No one in authority has told us not to spend. But people are scared, and that fear is showing up in lower sales on all sorts of big-ticket items, from cars to electronics to boats.
Home owners had already been feeling poorer, and devastating investment losses have made thrift a necessity for many people. The banking situation continues to erode confidence. The budget did not help. Many of us have had to take difficult decisions, cutting back on expenditure and laying off staff.
Saving every extra euro now seems the most sensible course of action, given predictions of rising unemployment and daily mentions of the 1980s.
It's a back drop that makes staging a boat show in little over ten weeks time a daunting prospect but it's easy to forget a few important things.
First of all, the vast majority of people are not going to lose their jobs.

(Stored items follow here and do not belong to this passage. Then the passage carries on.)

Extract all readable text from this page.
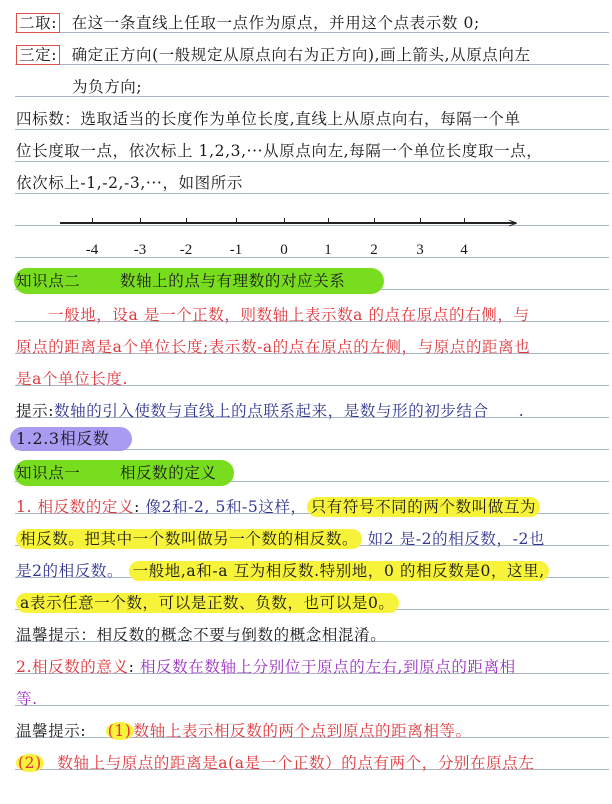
二取: 在这一条直线上任取一点作为原点，并用这个点表示数 0;
三定: 确定正方向(一般规定从原点向右为正方向),画上箭头,从原点向左
为负方向;
四标数：选取适当的长度作为单位长度,直线上从原点向右，每隔一个单
位长度取一点，依次标上 1,2,3,···从原点向左,每隔一个单位长度取一点，
依次标上-1,-2,-3,···，如图所示
>
-4 -3 -2	-1	0 1	2	3 4
知识点二	数轴上的点与有理数的对应关系
一般地，设a 是一个正数，则数轴上表示数a 的点在原点的右侧，与
原点的距离是a个单位长度;表示数-a的点在原点的左侧，与原点的距离也
是a个单位长度.
提示:数轴的引入使数与直线上的点联系起来，是数与形的初步结合 .
1.2.3相反数
知识点一	相反数的定义
1. 相反数的定义: 像2和-2, 5和-5这样， 只有符号不同的两个数叫做互为
相反数。把其中一个数叫做另一个数的相反数。 如2 是-2的相反数，-2也
是2的相反数。 一般地,a和-a 互为相反数.特别地，0 的相反数是0，这里,
a表示任意一个数，可以是正数、负数，也可以是0。
温馨提示：相反数的概念不要与倒数的概念相混淆。
2.相反数的意义: 相反数在数轴上分别位于原点的左右,到原点的距离相
等.
温馨提示: (1) 数轴上表示相反数的两个点到原点的距离相等。
(2) 数轴上与原点的距离是a(a是一个正数）的点有两个，分别在原点左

Second, most of us work not merely for subsistence but so we can spend money on things and experiences that bring some form of contentment.
Thirdly, we have come a long way since the 1980s when interest rates were 19% compared to 4% today. Unemployment then was 22% compared to 5% today. VAT in 1983 was 35%, today we protest that the 21% rate is 4% more than our nearest neighbour.
So let this serve as a reminder that there is still plenty of good reasons for people to spend what they earn. There is therefore still a market for boating products in Ireland. This is why 4,500 sq. metres of exhibition space for February's 25th IMF Boat Show has already been sold, 40% of it to IMF members.
In the weeks ahead the IMF will be entirely focussed on doing what it can to fill the RDS with boat buyers. We would like your input. If you have any ideas, please get in touch. It is the boating communities job to sell boating next February.